Proposal: #ReflectiveAccessToNonExportedTypes: `exports dynamic`
Alex Buckley
alex.buckley at oracle.com
Thu Jun 30 21:02:34 UTC 2016
Volker,
Please share details of why your application needs to reflect over the
internals of another module.
Alex
On 6/30/2016 1:09 PM, Volker Berlin wrote:
> Reflection should be enabled by default. My current launcher for Java 9
> check if the needed refection is possible. If not possible then it
> restart the application with a very long list of -XaddExports switches.

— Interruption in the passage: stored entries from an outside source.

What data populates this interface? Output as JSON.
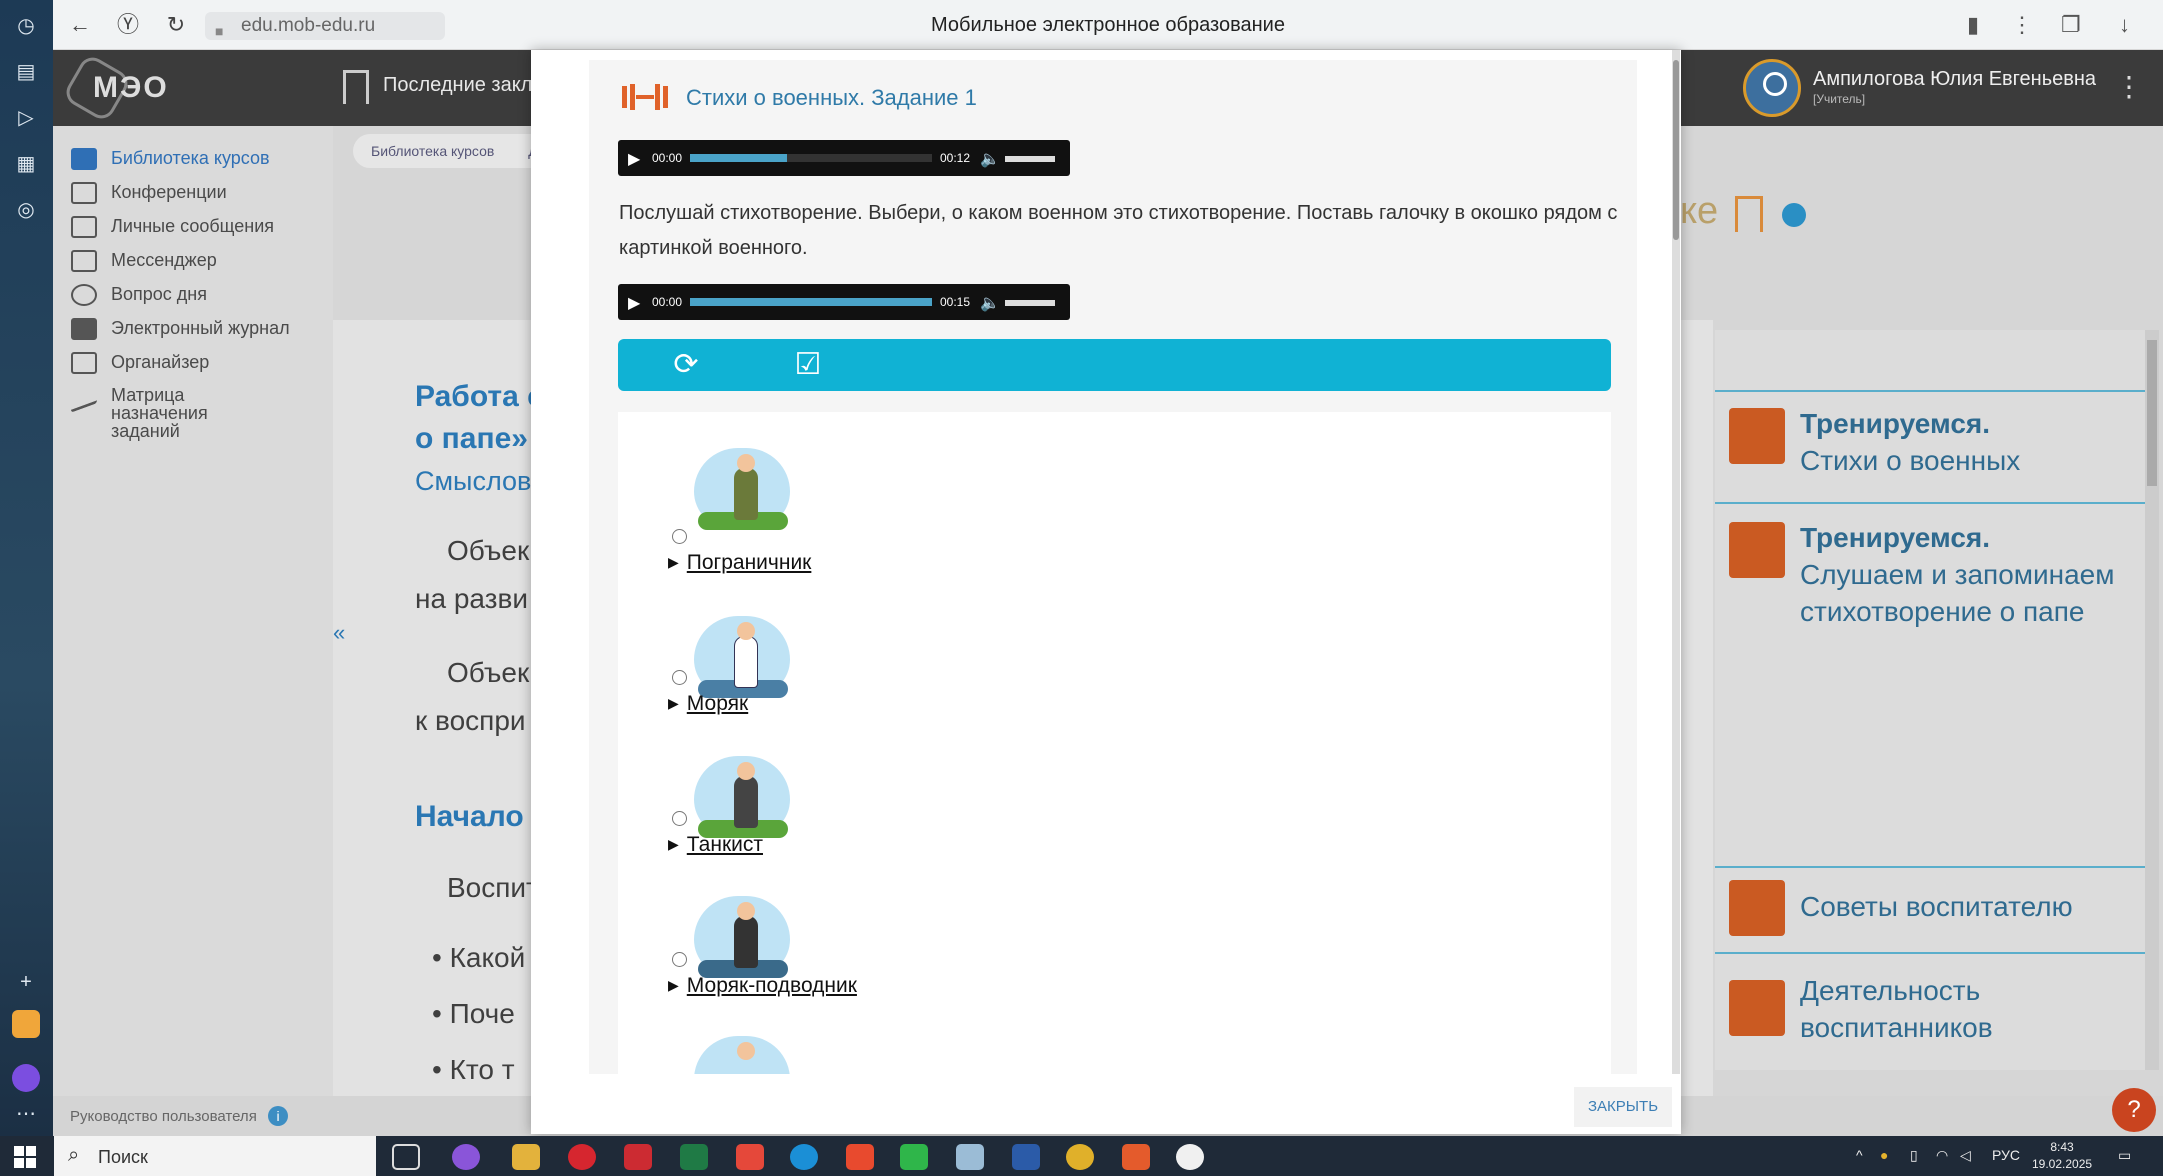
{
  "browser": {
    "url": "edu.mob-edu.ru",
    "title": "Мобильное электронное образование"
  },
  "header": {
    "logo_text": "МЭО",
    "recent_label": "Последние закла",
    "user_name": "Ампилогова Юлия Евгеньевна",
    "user_role": "[Учитель]"
  },
  "sidebar": {
    "items": [
      {
        "label": "Библиотека курсов"
      },
      {
        "label": "Конференции"
      },
      {
        "label": "Личные сообщения"
      },
      {
        "label": "Мессенджер"
      },
      {
        "label": "Вопрос дня"
      },
      {
        "label": "Электронный журнал"
      },
      {
        "label": "Органайзер"
      },
      {
        "label": "Матрица назначения заданий"
      }
    ],
    "collapse": "«"
  },
  "background": {
    "breadcrumb": "Библиотека курсов",
    "breadcrumb_next": "Д",
    "partial_title": "ке",
    "heading1_line1": "Работа с",
    "heading1_line2": "о папе»",
    "heading1_sub": "Смыслов",
    "para1_line1": "Объек",
    "para1_line2": "на разви",
    "para2_line1": "Объек",
    "para2_line2": "к воспри",
    "heading2": "Начало",
    "para3": "Воспит",
    "bullets": [
      "Какой",
      "Поче",
      "Кто т"
    ],
    "footer_link": "Руководство пользователя",
    "footer_info": "i",
    "help": "?"
  },
  "right_panel": {
    "cards": [
      {
        "title": "Тренируемся.",
        "sub": "Стихи о военных"
      },
      {
        "title": "Тренируемся.",
        "sub": "Слушаем и запоминаем стихотворение о папе"
      },
      {
        "title": "",
        "sub": "Советы воспитателю"
      },
      {
        "title": "",
        "sub": "Деятельность воспитанников"
      }
    ]
  },
  "modal": {
    "task_title": "Стихи о военных. Задание 1",
    "audio1": {
      "current": "00:00",
      "duration": "00:12",
      "progress": 0.4
    },
    "audio2": {
      "current": "00:00",
      "duration": "00:15",
      "progress": 1.0
    },
    "instruction": "Послушай стихотворение. Выбери, о каком военном это стихотворение. Поставь галочку в окошко рядом с картинкой военного.",
    "options": [
      {
        "label": "Пограничник"
      },
      {
        "label": "Моряк"
      },
      {
        "label": "Танкист"
      },
      {
        "label": "Моряк-подводник"
      }
    ],
    "close_label": "ЗАКРЫТЬ"
  },
  "taskbar": {
    "search_placeholder": "Поиск",
    "language": "РУС",
    "time": "8:43",
    "date": "19.02.2025"
  },
  "colors": {
    "accent_blue": "#10b2d4",
    "orange": "#e0622a",
    "link_blue": "#2f7aa8"
  }
}
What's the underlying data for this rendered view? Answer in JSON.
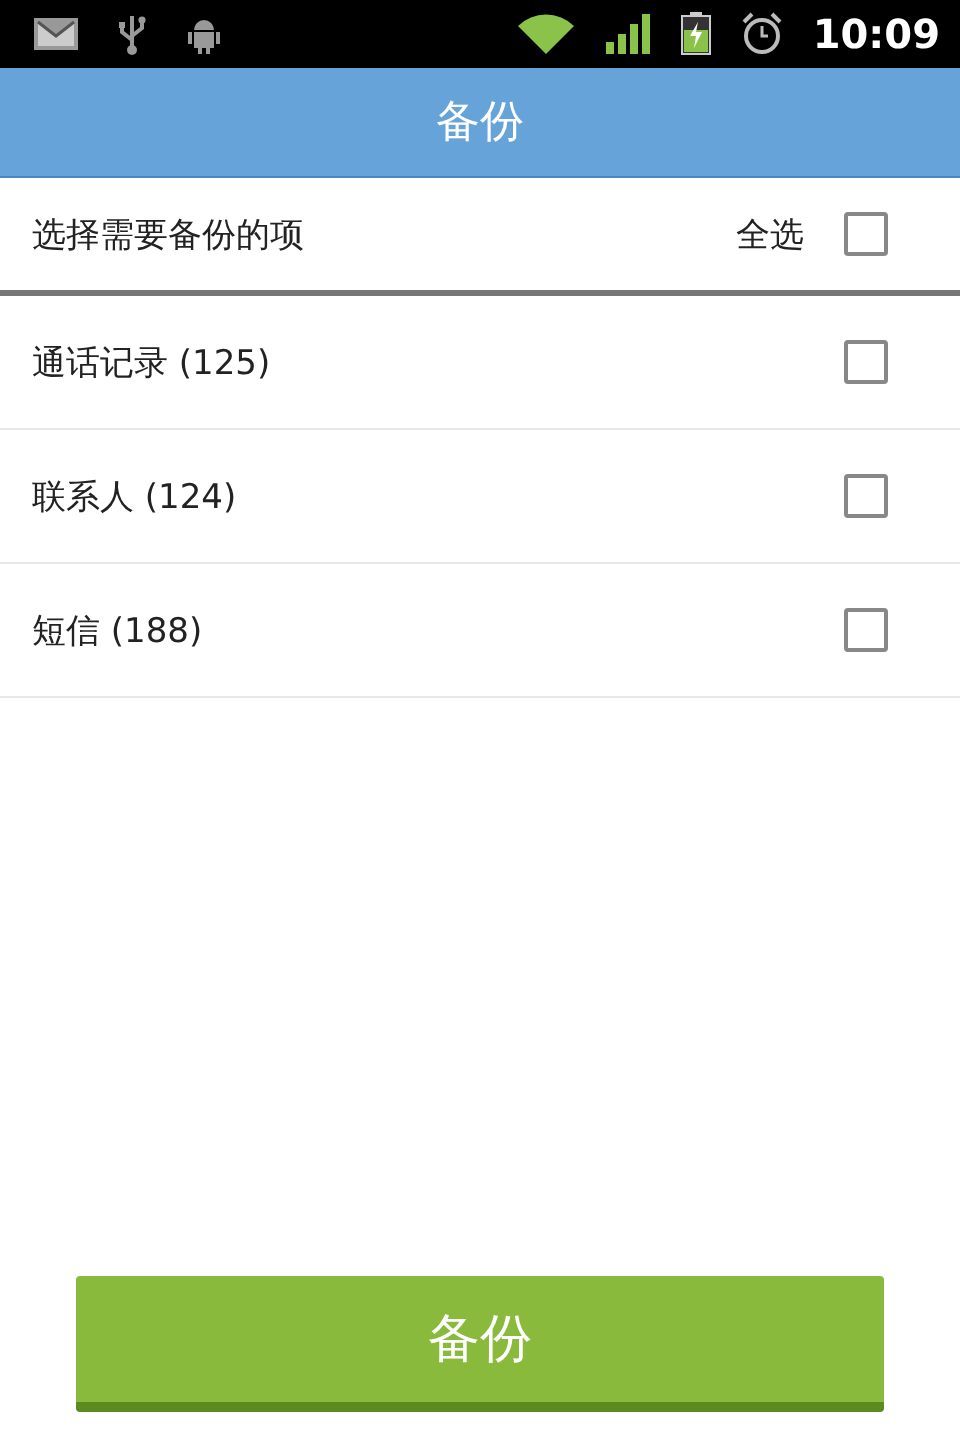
{
  "status_bar": {
    "time": "10:09"
  },
  "title": "备份",
  "select_all": {
    "prompt": "选择需要备份的项",
    "label": "全选",
    "checked": false
  },
  "items": [
    {
      "label": "通话记录 (125)",
      "checked": false
    },
    {
      "label": "联系人 (124)",
      "checked": false
    },
    {
      "label": "短信 (188)",
      "checked": false
    }
  ],
  "button": "备份"
}
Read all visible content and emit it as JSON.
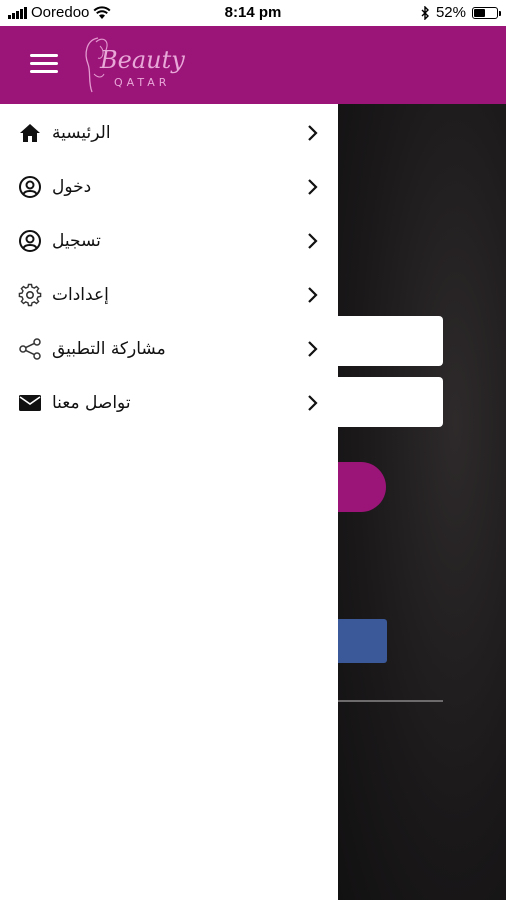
{
  "status_bar": {
    "carrier": "Ooredoo",
    "time": "8:14 pm",
    "battery_percent": "52%",
    "battery_level": 0.52
  },
  "header": {
    "logo_script": "Beauty",
    "logo_sub": "QATAR",
    "background_color": "#9b1478"
  },
  "drawer": {
    "items": [
      {
        "label": "الرئيسية",
        "icon": "home-icon"
      },
      {
        "label": "دخول",
        "icon": "user-circle-icon"
      },
      {
        "label": "تسجيل",
        "icon": "user-circle-icon"
      },
      {
        "label": "إعدادات",
        "icon": "gear-icon"
      },
      {
        "label": "مشاركة التطبيق",
        "icon": "share-icon"
      },
      {
        "label": "تواصل معنا",
        "icon": "envelope-icon"
      }
    ]
  },
  "colors": {
    "brand": "#9b1478",
    "facebook": "#3b5998"
  }
}
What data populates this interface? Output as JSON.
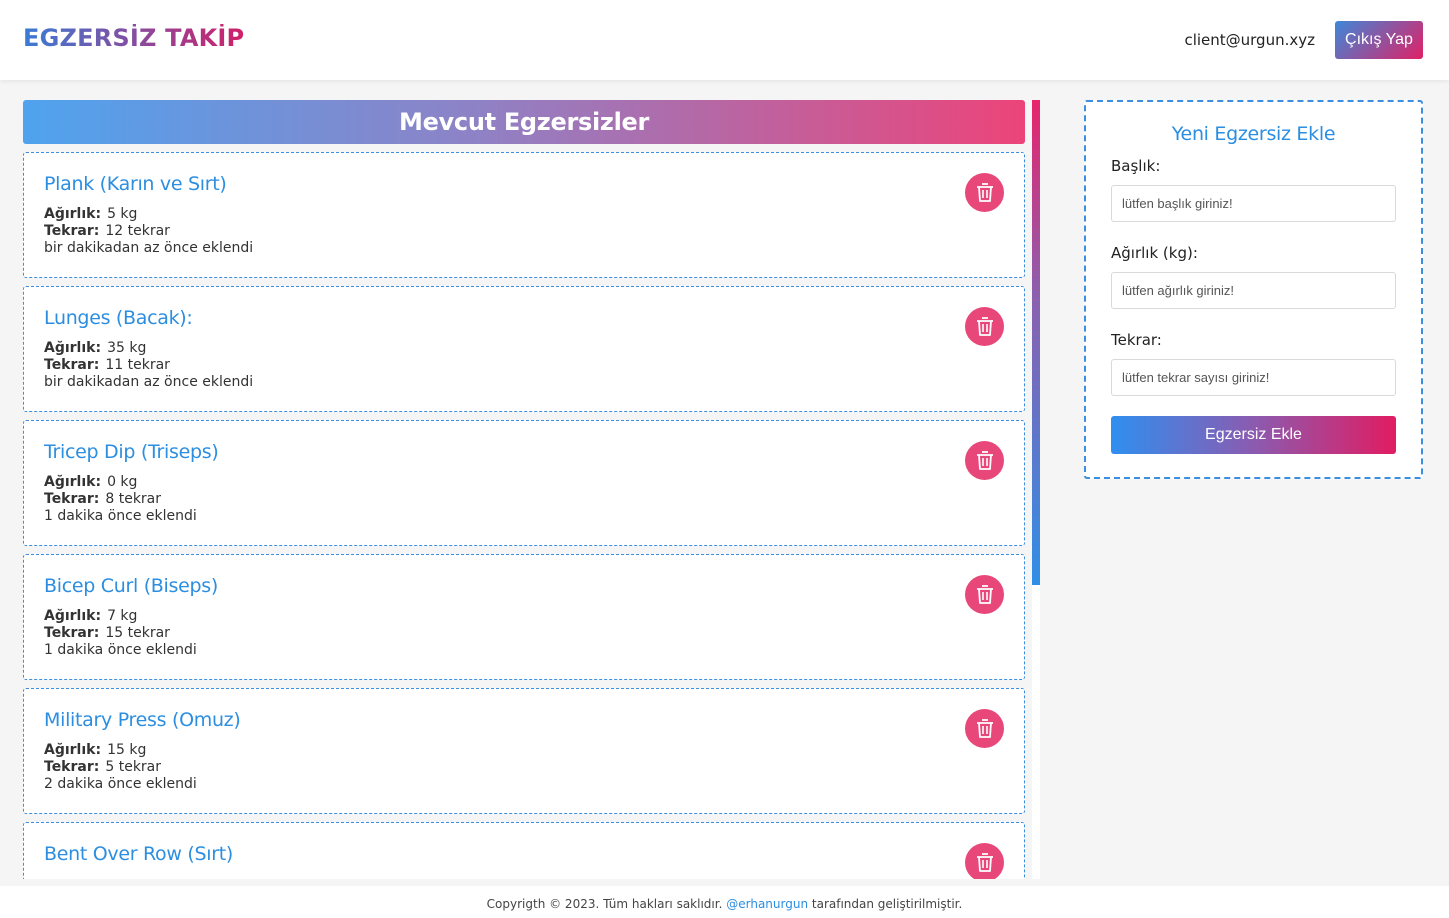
{
  "header": {
    "logo": "EGZERSİZ TAKİP",
    "user_email": "client@urgun.xyz",
    "logout_label": "Çıkış Yap"
  },
  "list": {
    "title": "Mevcut Egzersizler",
    "weight_label": "Ağırlık:",
    "reps_label": "Tekrar:",
    "items": [
      {
        "title": "Plank (Karın ve Sırt)",
        "weight": "5 kg",
        "reps": "12 tekrar",
        "added": "bir dakikadan az önce eklendi"
      },
      {
        "title": "Lunges (Bacak):",
        "weight": "35 kg",
        "reps": "11 tekrar",
        "added": "bir dakikadan az önce eklendi"
      },
      {
        "title": "Tricep Dip (Triseps)",
        "weight": "0 kg",
        "reps": "8 tekrar",
        "added": "1 dakika önce eklendi"
      },
      {
        "title": "Bicep Curl (Biseps)",
        "weight": "7 kg",
        "reps": "15 tekrar",
        "added": "1 dakika önce eklendi"
      },
      {
        "title": "Military Press (Omuz)",
        "weight": "15 kg",
        "reps": "5 tekrar",
        "added": "2 dakika önce eklendi"
      },
      {
        "title": "Bent Over Row (Sırt)",
        "weight": "",
        "reps": "",
        "added": ""
      }
    ]
  },
  "form": {
    "title": "Yeni Egzersiz Ekle",
    "title_label": "Başlık:",
    "title_placeholder": "lütfen başlık giriniz!",
    "weight_label": "Ağırlık (kg):",
    "weight_placeholder": "lütfen ağırlık giriniz!",
    "reps_label": "Tekrar:",
    "reps_placeholder": "lütfen tekrar sayısı giriniz!",
    "submit_label": "Egzersiz Ekle"
  },
  "footer": {
    "text_before": "Copyrigth © 2023. Tüm hakları saklıdır.",
    "link": "@erhanurgun",
    "text_after": "tarafından geliştirilmiştir."
  },
  "colors": {
    "accent_blue": "#2c8ee0",
    "accent_pink": "#e8477a"
  },
  "icons": {
    "delete": "trash-icon"
  }
}
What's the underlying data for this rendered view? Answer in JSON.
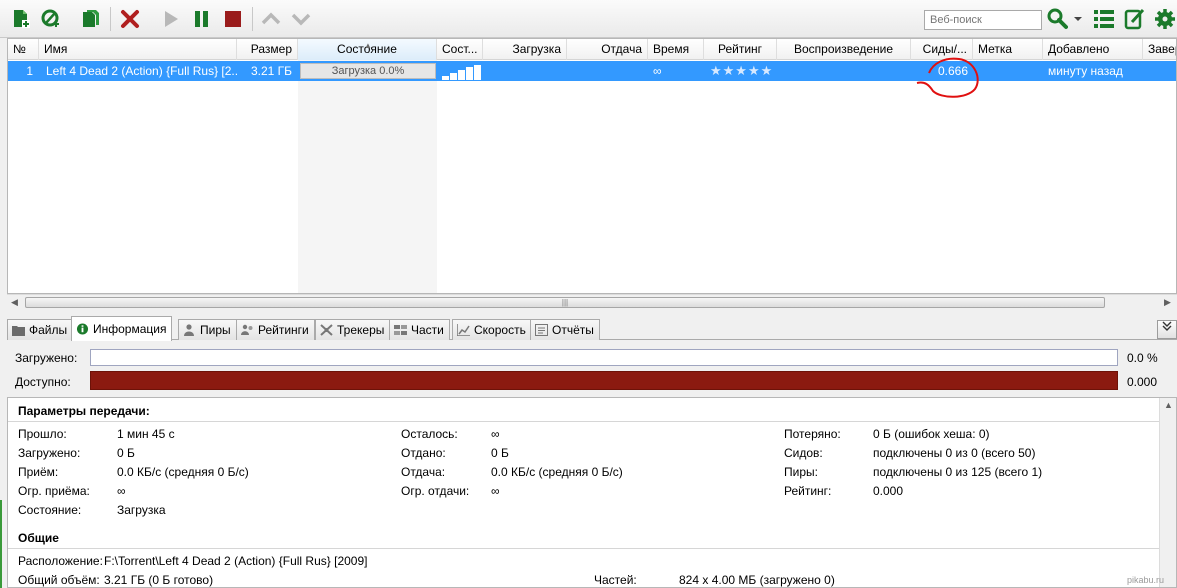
{
  "toolbar": {
    "search_placeholder": "Веб-поиск",
    "icons": [
      "add-torrent-icon",
      "add-link-icon",
      "create-torrent-icon",
      "remove-icon",
      "start-icon",
      "pause-icon",
      "stop-icon",
      "move-up-icon",
      "move-down-icon",
      "search-icon",
      "list-view-icon",
      "rss-icon",
      "settings-icon"
    ],
    "colors": {
      "green": "#1b7a2b",
      "red": "#b01f1f",
      "disabled": "#b8b8b8"
    }
  },
  "list": {
    "columns": [
      "№",
      "Имя",
      "Размер",
      "Состояние",
      "Сост...",
      "Загрузка",
      "Отдача",
      "Время",
      "Рейтинг",
      "Воспроизведение",
      "Сиды/...",
      "Метка",
      "Добавлено",
      "Завер"
    ],
    "rows": [
      {
        "num": "1",
        "name": "Left 4 Dead 2 (Action) {Full Rus} [2...",
        "size": "3.21 ГБ",
        "status": "Загрузка 0.0%",
        "download": "",
        "upload": "",
        "time": "∞",
        "rating_stars": 5,
        "playback": "",
        "seeds_ratio": "0.666",
        "label": "",
        "added": "минуту назад"
      }
    ],
    "selection_color": "#3399ff"
  },
  "tabs": [
    {
      "label": "Файлы",
      "icon": "folder-icon"
    },
    {
      "label": "Информация",
      "icon": "info-icon",
      "active": true
    },
    {
      "label": "Пиры",
      "icon": "peers-icon"
    },
    {
      "label": "Рейтинги",
      "icon": "ratings-icon"
    },
    {
      "label": "Трекеры",
      "icon": "trackers-icon"
    },
    {
      "label": "Части",
      "icon": "pieces-icon"
    },
    {
      "label": "Скорость",
      "icon": "speed-icon"
    },
    {
      "label": "Отчёты",
      "icon": "log-icon"
    }
  ],
  "info": {
    "downloaded_label": "Загружено:",
    "downloaded_value": "0.0 %",
    "downloaded_fraction": 0.0,
    "available_label": "Доступно:",
    "available_value": "0.000",
    "available_color": "#8b1a10"
  },
  "transfer": {
    "title": "Параметры передачи:",
    "col1": [
      {
        "k": "Прошло:",
        "v": "1 мин 45 с"
      },
      {
        "k": "Загружено:",
        "v": "0 Б"
      },
      {
        "k": "Приём:",
        "v": "0.0 КБ/с (средняя 0 Б/с)"
      },
      {
        "k": "Огр. приёма:",
        "v": "∞"
      },
      {
        "k": "Состояние:",
        "v": "Загрузка"
      }
    ],
    "col2": [
      {
        "k": "Осталось:",
        "v": "∞"
      },
      {
        "k": "Отдано:",
        "v": "0 Б"
      },
      {
        "k": "Отдача:",
        "v": "0.0 КБ/с (средняя 0 Б/с)"
      },
      {
        "k": "Огр. отдачи:",
        "v": "∞"
      }
    ],
    "col3": [
      {
        "k": "Потеряно:",
        "v": "0 Б (ошибок хеша: 0)"
      },
      {
        "k": "Сидов:",
        "v": "подключены 0 из 0 (всего 50)"
      },
      {
        "k": "Пиры:",
        "v": "подключены 0 из 125 (всего 1)"
      },
      {
        "k": "Рейтинг:",
        "v": "0.000"
      }
    ]
  },
  "general": {
    "title": "Общие",
    "location_label": "Расположение:",
    "location_value": "F:\\Torrent\\Left 4 Dead 2 (Action) {Full Rus} [2009]",
    "total_label": "Общий объём:",
    "total_value": "3.21 ГБ (0 Б готово)",
    "pieces_label": "Частей:",
    "pieces_value": "824 x 4.00 МБ (загружено 0)"
  },
  "watermark": "pikabu.ru",
  "annotation_color": "#e01010"
}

> I think this is not what we want.
>
> Volker Berlin
> i-net software
>
>
> Am 28.06.2016 um 23:18 schrieb Mark Reinhold:
>> Issue summary
>> -------------
>>
>> #ReflectiveAccessToNonExportedTypes --- Some kinds of framework
>> libraries require reflective access to members of the non-exported
>> types of other modules; examples include dependency injection (Guice),
>> persistence (JPA), debugging tools, code-automation tools, and
>> serialization (XStream). In some cases the particular library to be
>> used is not known until run time (e.g., Hibernate and EclipseLink both
>> implement JPA). This capability is also sometimes used to work around
>> bugs in unchangeable code. Access to non-exported packages can, at
>> present, only be done via command-line flags, which is extremely
>> awkward. Provide an easier way for reflective code to access such
>> non-exported types. [1]
>>
>> Proposal
>> --------
>>
>> Extend the language of module declarations so that a package can be
>> declared to be exported at run time but not at compile time. This is,
>> roughly, the dual of the `requires static` construct proposed for
>> #CompileTimeDependences, hence we propose to introduce a new modifier,
>> `dynamic`, for use on the `exports` directive. It has the following
>> meanings:
>>
>> - At compile time, `exports dynamic P` does not cause the package `P`
>> to be exported, though it does require `P` to be a package defined
>> in the module.
>>
>> - In phases after compile time, `exports dynamic P` behaves in exactly
>> the same way as `exports P`. It therefore takes part fully in
>> resolution and configuration, and is subject to the same consistency
>> constraints as normally-exported packages (e.g., no split packages).